Internet users are about to get a new tool in the fight against spam and fraudulent e-mail. On Monday, security vendor CipherTrust plans to release what it's billing as the first "reputation toolbar" for e-mail clients.
Web surfers can already download browser plug-ins like the Netcraft toolbar or SiteAdviser, which evaluate the trustworthiness of the Web sites they visit, but the CipherTrust TrustedSource Toolbar is the first such product designed for e-mail clients, according to the company.

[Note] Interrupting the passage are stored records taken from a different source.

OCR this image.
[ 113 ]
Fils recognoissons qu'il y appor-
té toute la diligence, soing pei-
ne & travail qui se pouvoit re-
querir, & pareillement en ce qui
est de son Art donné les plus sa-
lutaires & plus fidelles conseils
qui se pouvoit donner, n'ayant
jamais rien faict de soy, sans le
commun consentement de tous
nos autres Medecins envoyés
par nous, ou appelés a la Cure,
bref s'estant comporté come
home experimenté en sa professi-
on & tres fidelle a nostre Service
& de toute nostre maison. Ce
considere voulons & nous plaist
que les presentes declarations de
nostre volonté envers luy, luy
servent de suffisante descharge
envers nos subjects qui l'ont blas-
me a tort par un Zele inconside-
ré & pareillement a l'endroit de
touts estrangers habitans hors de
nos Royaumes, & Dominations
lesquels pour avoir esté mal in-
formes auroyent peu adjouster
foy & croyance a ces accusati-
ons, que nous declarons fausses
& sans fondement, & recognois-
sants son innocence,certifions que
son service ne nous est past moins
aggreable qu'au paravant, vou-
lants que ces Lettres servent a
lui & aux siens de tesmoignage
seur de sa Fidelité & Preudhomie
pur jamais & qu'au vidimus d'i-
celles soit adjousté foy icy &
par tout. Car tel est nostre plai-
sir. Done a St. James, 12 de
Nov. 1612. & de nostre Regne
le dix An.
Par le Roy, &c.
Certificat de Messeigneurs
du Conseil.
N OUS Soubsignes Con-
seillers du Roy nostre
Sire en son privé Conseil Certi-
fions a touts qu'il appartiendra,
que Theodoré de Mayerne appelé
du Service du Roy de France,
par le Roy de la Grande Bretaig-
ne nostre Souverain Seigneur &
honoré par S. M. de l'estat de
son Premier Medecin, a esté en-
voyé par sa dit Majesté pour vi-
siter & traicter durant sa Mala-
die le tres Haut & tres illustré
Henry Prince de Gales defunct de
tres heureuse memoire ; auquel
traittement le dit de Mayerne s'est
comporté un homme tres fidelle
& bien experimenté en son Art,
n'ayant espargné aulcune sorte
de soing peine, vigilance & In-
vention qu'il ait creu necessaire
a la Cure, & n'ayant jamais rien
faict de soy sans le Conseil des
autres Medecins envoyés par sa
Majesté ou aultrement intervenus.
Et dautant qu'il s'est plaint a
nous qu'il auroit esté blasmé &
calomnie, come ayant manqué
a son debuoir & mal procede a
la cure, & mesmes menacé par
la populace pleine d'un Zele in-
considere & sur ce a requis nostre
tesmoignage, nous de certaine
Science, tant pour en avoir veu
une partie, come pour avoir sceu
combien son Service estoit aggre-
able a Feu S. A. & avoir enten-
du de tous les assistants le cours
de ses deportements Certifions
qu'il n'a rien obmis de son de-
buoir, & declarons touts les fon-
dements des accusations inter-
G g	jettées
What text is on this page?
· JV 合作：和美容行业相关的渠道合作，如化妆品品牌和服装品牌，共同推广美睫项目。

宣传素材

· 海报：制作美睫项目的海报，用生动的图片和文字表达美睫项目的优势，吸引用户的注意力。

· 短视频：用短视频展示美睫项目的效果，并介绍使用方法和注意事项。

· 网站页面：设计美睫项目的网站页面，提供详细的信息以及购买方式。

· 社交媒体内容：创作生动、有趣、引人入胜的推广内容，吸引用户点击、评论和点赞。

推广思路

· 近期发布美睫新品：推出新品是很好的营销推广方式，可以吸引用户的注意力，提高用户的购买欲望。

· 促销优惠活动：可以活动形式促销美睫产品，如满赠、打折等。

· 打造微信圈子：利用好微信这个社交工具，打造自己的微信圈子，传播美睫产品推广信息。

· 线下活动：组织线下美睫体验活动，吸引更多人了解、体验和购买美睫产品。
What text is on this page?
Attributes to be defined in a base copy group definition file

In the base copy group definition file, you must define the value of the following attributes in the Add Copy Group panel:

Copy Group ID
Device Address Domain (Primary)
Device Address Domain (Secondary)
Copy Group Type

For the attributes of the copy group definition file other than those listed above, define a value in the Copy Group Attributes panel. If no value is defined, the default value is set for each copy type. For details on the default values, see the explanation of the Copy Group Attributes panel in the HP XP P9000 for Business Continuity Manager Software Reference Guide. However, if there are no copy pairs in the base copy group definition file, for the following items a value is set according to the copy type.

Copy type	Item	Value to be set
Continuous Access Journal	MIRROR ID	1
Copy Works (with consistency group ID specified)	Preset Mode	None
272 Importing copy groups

"It provides you with an extra layer of trust to the e-mail you're getting in your inbox," said Alex Hernandez, director of advanced product development with CipherTrust.
The toolbar will be free for users of Microsoft Outlook and Lotus Notes e-mail software, CipherTrust said. It will be available on the CipherTrust Research Portal, a new community Web site for those interested in spam, phishing and virus information, which is also set to launch Monday.
The lightweight software is designed to run a query against CipherTrust's servers when a user clicks on an e-mail. After CipherTrust analyzes the message's trustworthiness, the toolbar will flash a red, yellow or green icon. A red, "frowny face" icon designates spam or a phishing attack, while a green "happy face" means that the message comes from a reputable sender.
The TrustedSource toolbar makes this evaluation after examining the e-mail and checking the IP (Internet Protocol) address of the e-mail's sender against the TrustedSource reputation engine, used by the company's e-mail gateway appliances. No other information from the e-mail is sent back to CipherTrust, according to Hernandez.
CipherTrust is also working on a browser version of the toolbar, which will work with Web-based e-mail services such as Hotmail or Gmail, Hernandez said. "That is in testing right now and that will be released in the coming months," he said. "It's going into beta testing right now."
The company is also looking into providing reputation software for instant messaging and VOIP (voice over Internet Protocol) clients, according to Hernandez. "We're thinking about it," he said. "We're not to the point where we're doing any formal development of those internally."